The most famous school of this is Brisk, who developed a whole system of learning based on fitting all of Jewish law into sets of boxes where the law is considered to fit one category or the opposite.  The most famous example is the heftza-gavra (does this involve a person’s obligation to do it or that the object have it done to it).  So a heftza (object) that would have to just have a mitzvah done to it is that someone’s roof needs a fence.  If a fence is already there when you move in, you don’t need to tear it down and put it up again.  However, a person (gavra) is required to put tefillin on themselves, not that every morning you just have to make sure someone puts them on.

The Telsher hakira is different.  Their school seems to be involved with taking the less logical choice of how to understand something and show how it works.  For example, what makes tea sweet: the sugar or the stirring? A Telsher would say the stirring.  So why do you need the sugar?  To tell you how long to stir.  Obviously!

So for this law to work linguistically it should have been written as follows: we are instituting a new healthcare tax to provide the uninsured with insurance.  If you want to get out of the tax, then you can buy health insurance instead, provided it meets government standards.

Justice Roberts selected precedent over language.

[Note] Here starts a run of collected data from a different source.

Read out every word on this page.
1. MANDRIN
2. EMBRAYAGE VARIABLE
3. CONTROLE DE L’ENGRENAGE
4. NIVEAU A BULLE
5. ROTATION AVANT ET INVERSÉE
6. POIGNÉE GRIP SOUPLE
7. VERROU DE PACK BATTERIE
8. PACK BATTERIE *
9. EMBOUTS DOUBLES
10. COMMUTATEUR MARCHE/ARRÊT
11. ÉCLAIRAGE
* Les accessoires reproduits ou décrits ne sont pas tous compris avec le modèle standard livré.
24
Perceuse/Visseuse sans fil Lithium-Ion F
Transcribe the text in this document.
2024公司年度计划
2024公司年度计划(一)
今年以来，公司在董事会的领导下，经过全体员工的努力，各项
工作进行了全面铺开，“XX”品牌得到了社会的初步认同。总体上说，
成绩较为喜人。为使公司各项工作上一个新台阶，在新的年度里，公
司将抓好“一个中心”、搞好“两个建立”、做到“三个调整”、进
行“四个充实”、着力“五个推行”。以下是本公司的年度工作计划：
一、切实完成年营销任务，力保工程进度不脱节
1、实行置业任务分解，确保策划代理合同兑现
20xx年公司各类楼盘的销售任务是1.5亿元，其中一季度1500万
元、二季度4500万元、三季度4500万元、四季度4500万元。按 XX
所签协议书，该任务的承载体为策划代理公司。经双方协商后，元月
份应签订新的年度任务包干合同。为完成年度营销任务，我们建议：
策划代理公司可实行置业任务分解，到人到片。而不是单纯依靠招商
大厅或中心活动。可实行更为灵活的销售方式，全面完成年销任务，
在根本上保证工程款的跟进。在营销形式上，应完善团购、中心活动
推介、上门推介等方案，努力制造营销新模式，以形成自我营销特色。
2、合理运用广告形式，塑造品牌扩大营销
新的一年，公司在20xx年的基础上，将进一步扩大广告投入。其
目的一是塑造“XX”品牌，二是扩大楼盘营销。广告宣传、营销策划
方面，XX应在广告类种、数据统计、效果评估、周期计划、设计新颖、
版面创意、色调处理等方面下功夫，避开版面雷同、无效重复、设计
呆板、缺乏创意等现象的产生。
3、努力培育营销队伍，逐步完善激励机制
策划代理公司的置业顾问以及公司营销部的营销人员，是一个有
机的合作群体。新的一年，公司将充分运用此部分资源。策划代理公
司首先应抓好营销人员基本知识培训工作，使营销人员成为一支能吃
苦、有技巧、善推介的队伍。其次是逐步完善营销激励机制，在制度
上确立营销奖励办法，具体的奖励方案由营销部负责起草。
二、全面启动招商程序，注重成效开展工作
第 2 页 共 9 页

This doesn’t surprise me.  I’ve read a number of Supreme Court decisions, and in general they do not seem to be nearly as hung up on language as the rabbis are.  In my opinion, many should be challengeable because they’re just not clean.  But we don’t check the Supreme Court and this makes sense since putting a check in would neuter the Court’s ability to do its job.

As for the fourth piece, he is correct as well.  The Supreme Court’s sole function is to check constitutionality.  It’s not there to rubber stamp legislation or engage in legal justice.  The Supreme Court is not supposed to have legislative power, like it does in Israel.  If you want to be horrified by abuses of power by the courts, go look at some of their decisions.

So, as you can plainly see, it is much cooler to be a rabbi than a lawyer.  But you already knew that.